5. Social Integration: “While we may not be seeing the revenue that some of us had hoped for initially, certainly the [customer] engagement is in play,” Freedman noted. Freedman cited examples such as Sephora’s BeautyTalk, which covers the latest buzz around all things beauty, as well as King Arthur Flour, whose passionate customers form a very active community. The realms of social personalization and integration will likely go hand-in-hand for many years to come in the online retailing world.
6. Cross Channel Consistency: Pottery Barn has done a nice job of keeping the experience consistent, Freedman illustrated, “not only from a visual branding perspective, but also a merchandising perspective as well.” As she further pointed out, however, The e-Tailing Group research shows that just 15% of retailers surveyed feel they “already have a seamless shopping experience in place”, another 22% expect to have that in place by the end of this year. But the rest are looking at 2013 or simply don’t know when – or if – this will be a reality for them. This begs the question: What tactical measures are there to get closer to cross-channel consistency? At PETCO, the online merchants meet weekly with store merchants to coordinate. Both merchant groups meet directly with vendors and attend many of the same meetings to stay in the loop and execute in-sync. Ragone noted that this is very similar to what happens at HSN Digital, but also emphasized that it shouldn’t be about “consistency for consistency’s sake”, instead retailers have to figure out what each channel does best and capitalize on those differences.

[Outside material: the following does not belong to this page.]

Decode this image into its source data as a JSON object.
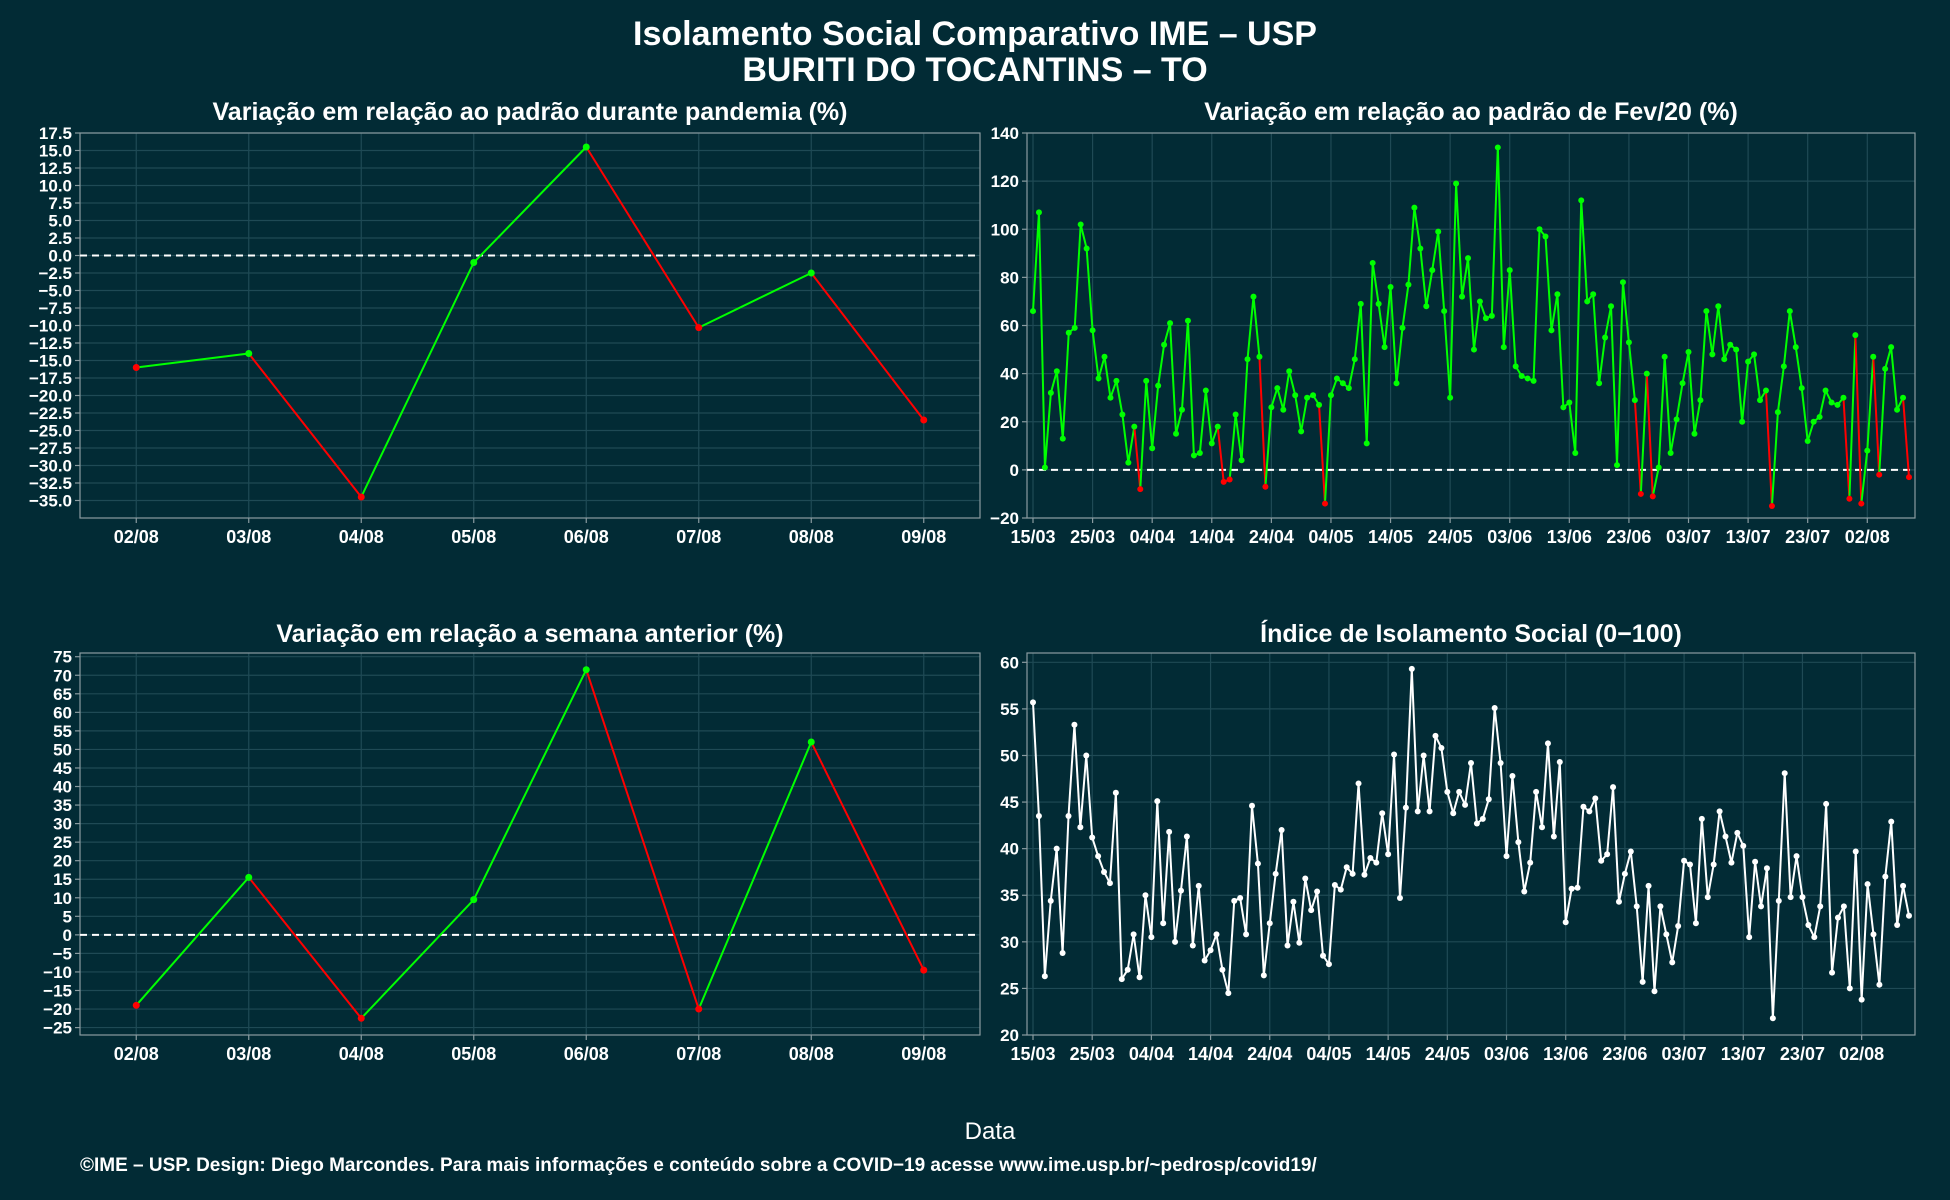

7. Know Your Customer: Freedman concluded that the bottom line is that retailers have to know their customers – and loyalty programs, such as Nordstrom’s “Fashion Rewards” and REI’s Co-Op programs, are one way to glean that insight. To this end, PETCO recently moved its PALS Rewards loyalty program online, and has found that the program is introducing many store customers to the website and prompting those customers to start shopping online. Ragone’s advice to retailers: “Go through your data [and] listen to your customers!” In our busy, omnichannel world, this adage is more imperative than ever.